With the start of the school year, and teachers engaging in a “teach only” phase of job action, I read with dismay, teacher-bashing comments in some online and large print sources in our province. Some accuse teachers of playing politics with kids.
I’d like to examine just who is playing politics with our kids, and the public education system. I, like many teachers, am a parent with children in the system.
B.C. teachers have been working under an illegally stripped contract for the past decade. The B.C. Supreme Court ruled that the government illegally stripped our contract in January 2002 and deprived teachers of both the benefits of the contract and of their charter rights as Canadians. The main clauses that were stripped were the limits on class size and composition.
When teachers bargained class size we felt it was so important to the learning conditions in classrooms that we agreed to a 0-0-2 per cent wage deal in exchange. When our contract was ripped up the government didn’t renegotiate, they just tore out sections that would save money at the expense of kids and teachers.
Interestingly, it was Christy Clark, education minister at that time, who tore up our legally negotiated contract. Recently our premier stated that although David Hahn’s (BC Ferries CEO) wages and pension are way too rich, there is nothing that can be done about it because it is a contract. Meanwhile, the Supreme Court found the contract stripping illegal and gave the two sides some time to rectify it, but the government maintains they can’t put the money and the class size numbers back.

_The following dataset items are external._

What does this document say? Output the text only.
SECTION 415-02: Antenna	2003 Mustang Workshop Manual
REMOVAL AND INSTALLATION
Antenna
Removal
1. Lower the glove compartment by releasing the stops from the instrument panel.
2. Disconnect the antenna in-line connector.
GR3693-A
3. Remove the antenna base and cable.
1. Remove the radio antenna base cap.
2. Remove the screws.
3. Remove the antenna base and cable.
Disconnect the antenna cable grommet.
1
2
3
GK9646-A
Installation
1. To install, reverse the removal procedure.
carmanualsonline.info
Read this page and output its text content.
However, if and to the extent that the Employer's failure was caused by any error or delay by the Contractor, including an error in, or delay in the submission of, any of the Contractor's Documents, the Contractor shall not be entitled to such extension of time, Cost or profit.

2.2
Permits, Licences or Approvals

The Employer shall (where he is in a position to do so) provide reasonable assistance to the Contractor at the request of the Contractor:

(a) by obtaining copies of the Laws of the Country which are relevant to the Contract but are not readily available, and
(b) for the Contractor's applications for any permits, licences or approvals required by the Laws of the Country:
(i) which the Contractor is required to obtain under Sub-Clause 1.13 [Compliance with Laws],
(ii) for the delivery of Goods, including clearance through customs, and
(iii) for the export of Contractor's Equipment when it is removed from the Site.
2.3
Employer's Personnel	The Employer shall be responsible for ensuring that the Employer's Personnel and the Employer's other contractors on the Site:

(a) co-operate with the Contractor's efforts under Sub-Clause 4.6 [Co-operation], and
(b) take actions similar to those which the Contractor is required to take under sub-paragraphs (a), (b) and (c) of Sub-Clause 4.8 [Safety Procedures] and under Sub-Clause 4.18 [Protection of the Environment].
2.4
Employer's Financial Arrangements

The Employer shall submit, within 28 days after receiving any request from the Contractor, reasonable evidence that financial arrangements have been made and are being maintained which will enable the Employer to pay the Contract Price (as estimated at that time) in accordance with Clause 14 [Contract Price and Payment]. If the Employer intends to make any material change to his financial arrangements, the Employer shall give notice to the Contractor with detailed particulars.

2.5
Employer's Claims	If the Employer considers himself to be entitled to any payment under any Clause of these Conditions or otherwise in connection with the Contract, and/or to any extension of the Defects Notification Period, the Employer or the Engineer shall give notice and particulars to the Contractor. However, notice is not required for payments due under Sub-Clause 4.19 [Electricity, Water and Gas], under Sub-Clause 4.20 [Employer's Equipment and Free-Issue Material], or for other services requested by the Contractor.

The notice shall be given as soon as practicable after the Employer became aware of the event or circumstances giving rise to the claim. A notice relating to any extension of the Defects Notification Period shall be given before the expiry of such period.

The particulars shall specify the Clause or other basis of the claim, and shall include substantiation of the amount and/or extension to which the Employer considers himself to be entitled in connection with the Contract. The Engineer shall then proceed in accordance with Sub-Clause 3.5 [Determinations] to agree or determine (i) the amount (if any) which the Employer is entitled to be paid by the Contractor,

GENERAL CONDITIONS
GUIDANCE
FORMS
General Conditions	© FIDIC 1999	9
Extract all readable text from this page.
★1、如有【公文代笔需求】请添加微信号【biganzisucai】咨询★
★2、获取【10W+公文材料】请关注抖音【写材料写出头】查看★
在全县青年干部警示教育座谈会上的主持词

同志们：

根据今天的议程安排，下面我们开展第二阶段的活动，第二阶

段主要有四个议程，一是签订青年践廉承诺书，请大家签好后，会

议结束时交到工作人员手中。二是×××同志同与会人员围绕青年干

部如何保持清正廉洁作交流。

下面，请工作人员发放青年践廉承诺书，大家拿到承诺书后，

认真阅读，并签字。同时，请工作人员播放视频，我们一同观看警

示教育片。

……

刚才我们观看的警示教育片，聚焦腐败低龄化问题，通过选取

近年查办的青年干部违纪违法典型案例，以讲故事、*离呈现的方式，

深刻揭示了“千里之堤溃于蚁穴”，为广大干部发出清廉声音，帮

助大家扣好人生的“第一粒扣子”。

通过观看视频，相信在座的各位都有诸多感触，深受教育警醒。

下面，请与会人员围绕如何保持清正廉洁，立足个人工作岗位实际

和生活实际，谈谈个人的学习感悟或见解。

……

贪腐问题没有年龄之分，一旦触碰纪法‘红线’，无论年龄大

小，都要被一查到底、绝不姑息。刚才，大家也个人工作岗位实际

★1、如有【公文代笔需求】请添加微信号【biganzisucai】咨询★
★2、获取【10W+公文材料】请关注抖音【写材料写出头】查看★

Government has saved money by cutting the number of teachers, and by not increasing teacher wages. Furthermore, the percentage of our GDP spent on funding for public education has decreased significantly in the last decade. The result is that the needs of all students are not being met. The BCTF has spent teachers’ money on legal costs trying to get the class size limits back — for kids and teachers. The government has spent millions of public money on stall tactics and legal manoeuvring.
Negotiations have been going on since March and I still have not heard the government, or their representatives, say anything but “zero”, and, “there is no more money for education”. But the reports are clear, it would require at least $300 million to get ratios of teachers-students, librarians-students and special education teachers-students back to 2002 levels.
As far as being able to afford education spending, please keep in mind the B.C. government can always find lots of money for projects they want to fund. Take the retractable roof on B.C. Place (original budget $300 million — real cost $600 million) and it won’t work in the rain.
Now that teachers have decided to get a message to their employer and government by going to a “teach only” campaign, the comments from some, again, claim teachers are using kids.
Every time someone prints or posts a comment bashing teachers, like one I read on an education blog recently, which stated, “they should fire all of the teachers and hire back the good ones”, I shudder.
Our job action plan does not hurt kids. We will focus on teaching, we will discuss progress with parents, we will work to provide rich, engaging and wonderful educational experiences to every child that comes in the door with the limited resources available to us.
We will not be “pushing paper” that we don’t need. We have withdrawn recess supervision. School districts are capable of covering this duty. They have in other situations and the LRB said that in a recent ruling. Okanagan Skaha School District staff will be carrying out recess supervision.
By cancelling recess instead of supervising it with administration, as Kelowna, Vernon, and others districts are doing, and claiming it is because of the teachers’ job action, the leadership in these districts is illustrating their priorities.
Teachers are not playing politics with kids.